As of tonight I feel like I am less than a man. With all of this stress its so hard to stand. My will to keep going continues to fail. Im begging for the wind that I need for my sail. Im lost and confused. Theres so much inside. To most I seem happy. The sadness I hide. I try to make progress in living again but the more that I try the more that I bend. Its so hard for me to feel like a man. Its so hard for me because of where I am. My life seems to be crashing once more for the break and maybe this time its too much to take. How do I allow myself to believe that it will get better and the stress will leave? Right now I am stuck and I cant seem to see that part of my life is fading from me. Sometimes I just wanna cry.

So Tired Of Pain

I wake up each day regretful. Regretful that my eyes even opened. Im so tired of all the chaos. Im tired of always coping. My life seems like a mistake to me when I think about the past. So many regrets and not enough joys. How long does misery last? I need to find an escape for me to break away for good. See everything is hard right now and if I knew what to do, I would. The anguish for the losses and tears. The laughter that hasnt been heard.
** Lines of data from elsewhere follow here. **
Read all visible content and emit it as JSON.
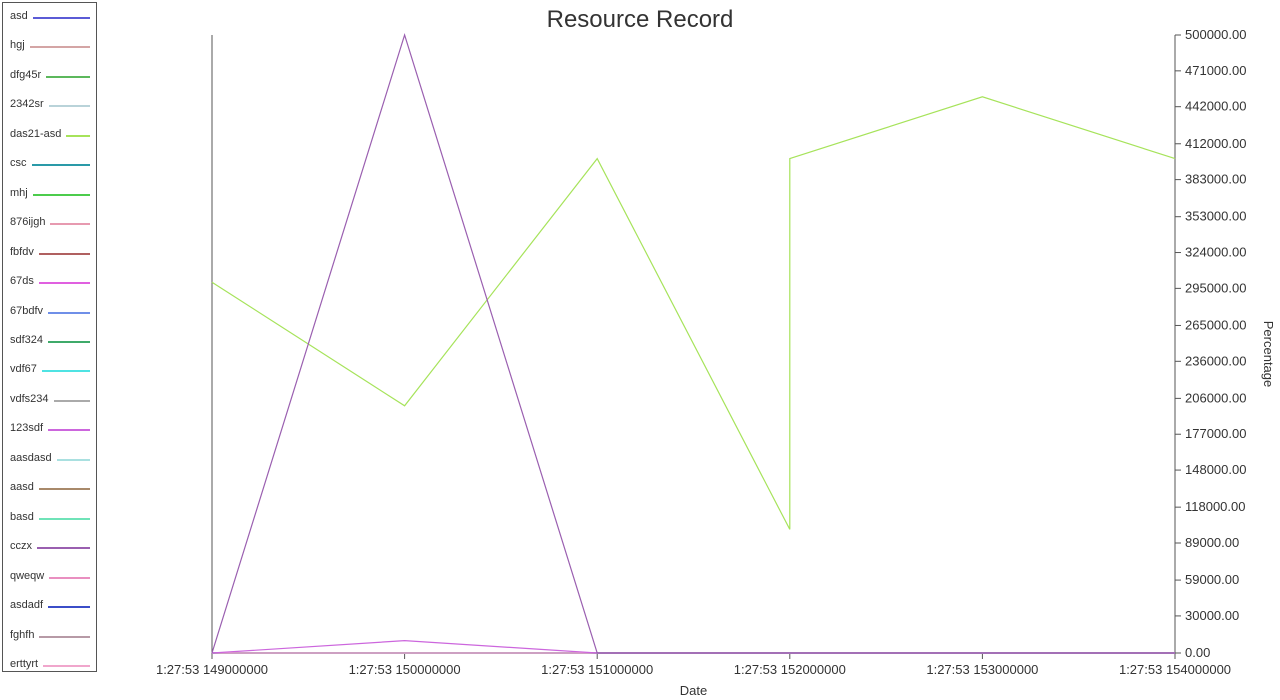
{
  "chart_data": {
    "type": "line",
    "title": "Resource Record",
    "xlabel": "Date",
    "ylabel": "Percentage",
    "x": [
      "1:27:53 149000000",
      "1:27:53 150000000",
      "1:27:53 151000000",
      "1:27:53 152000000",
      "1:27:53 153000000",
      "1:27:53 154000000"
    ],
    "ylim": [
      0,
      500000
    ],
    "yticks": [
      "0.00",
      "30000.00",
      "59000.00",
      "89000.00",
      "118000.00",
      "148000.00",
      "177000.00",
      "206000.00",
      "236000.00",
      "265000.00",
      "295000.00",
      "324000.00",
      "353000.00",
      "383000.00",
      "412000.00",
      "442000.00",
      "471000.00",
      "500000.00"
    ],
    "legend_position": "left",
    "grid": false,
    "series": [
      {
        "name": "asd",
        "color": "#5b5bd6",
        "values": [
          0,
          0,
          0,
          0,
          0,
          0
        ]
      },
      {
        "name": "hgj",
        "color": "#d4a5a5",
        "values": [
          0,
          0,
          0,
          0,
          0,
          0
        ]
      },
      {
        "name": "dfg45r",
        "color": "#5cb85c",
        "values": [
          0,
          0,
          0,
          0,
          0,
          0
        ]
      },
      {
        "name": "2342sr",
        "color": "#b9d3d9",
        "values": [
          0,
          0,
          0,
          0,
          0,
          0
        ]
      },
      {
        "name": "das21-asd",
        "color": "#a6e35a",
        "values": [
          300000,
          200000,
          400000,
          100000,
          450000,
          400000
        ]
      },
      {
        "name": "csc",
        "color": "#2a9aa8",
        "values": [
          0,
          0,
          0,
          0,
          0,
          0
        ]
      },
      {
        "name": "mhj",
        "color": "#4ccc4c",
        "values": [
          0,
          0,
          0,
          0,
          0,
          0
        ]
      },
      {
        "name": "876ijgh",
        "color": "#e79ab0",
        "values": [
          0,
          0,
          0,
          0,
          0,
          0
        ]
      },
      {
        "name": "fbfdv",
        "color": "#b06060",
        "values": [
          0,
          0,
          0,
          0,
          0,
          0
        ]
      },
      {
        "name": "67ds",
        "color": "#e060e0",
        "values": [
          0,
          0,
          0,
          0,
          0,
          0
        ]
      },
      {
        "name": "67bdfv",
        "color": "#6f8fe8",
        "values": [
          0,
          0,
          0,
          0,
          0,
          0
        ]
      },
      {
        "name": "sdf324",
        "color": "#3faa6a",
        "values": [
          0,
          0,
          0,
          0,
          0,
          0
        ]
      },
      {
        "name": "vdf67",
        "color": "#4fe3e3",
        "values": [
          0,
          0,
          0,
          0,
          0,
          0
        ]
      },
      {
        "name": "vdfs234",
        "color": "#aaaaaa",
        "values": [
          0,
          0,
          0,
          0,
          0,
          0
        ]
      },
      {
        "name": "123sdf",
        "color": "#cc66dd",
        "values": [
          0,
          10000,
          0,
          0,
          0,
          0
        ]
      },
      {
        "name": "aasdasd",
        "color": "#a9e0e0",
        "values": [
          0,
          0,
          0,
          0,
          0,
          0
        ]
      },
      {
        "name": "aasd",
        "color": "#a8896a",
        "values": [
          0,
          0,
          0,
          0,
          0,
          0
        ]
      },
      {
        "name": "basd",
        "color": "#6fe3b8",
        "values": [
          0,
          0,
          0,
          0,
          0,
          0
        ]
      },
      {
        "name": "cczx",
        "color": "#9a5fb0",
        "values": [
          0,
          500000,
          0,
          0,
          0,
          0
        ]
      },
      {
        "name": "qweqw",
        "color": "#e98fc0",
        "values": [
          0,
          0,
          0,
          0,
          0,
          0
        ]
      },
      {
        "name": "asdadf",
        "color": "#3b4ec8",
        "values": [
          0,
          0,
          0,
          0,
          0,
          0
        ]
      },
      {
        "name": "fghfh",
        "color": "#b79aa6",
        "values": [
          0,
          0,
          0,
          0,
          0,
          0
        ]
      },
      {
        "name": "erttyrt",
        "color": "#f0a6cc",
        "values": [
          0,
          0,
          0,
          0,
          0,
          0
        ]
      }
    ]
  }
}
The suffering for the wasted years. The silence in an unspoken word. My eyes are tired and seen too much. I just want to fade away. Close them for the permanance. Will tomorrow be ok?

Slipping

Tonight I ponder whats on my mind. A simple thought. What will I find? Its me inside thats breaking down. Im losing sight. Im losing ground. Im taking shape to disappear so far from life, so far from here. Mentally I am crashing. My thoughts are just a blur. Im confused on what is happening. When will I have a cure?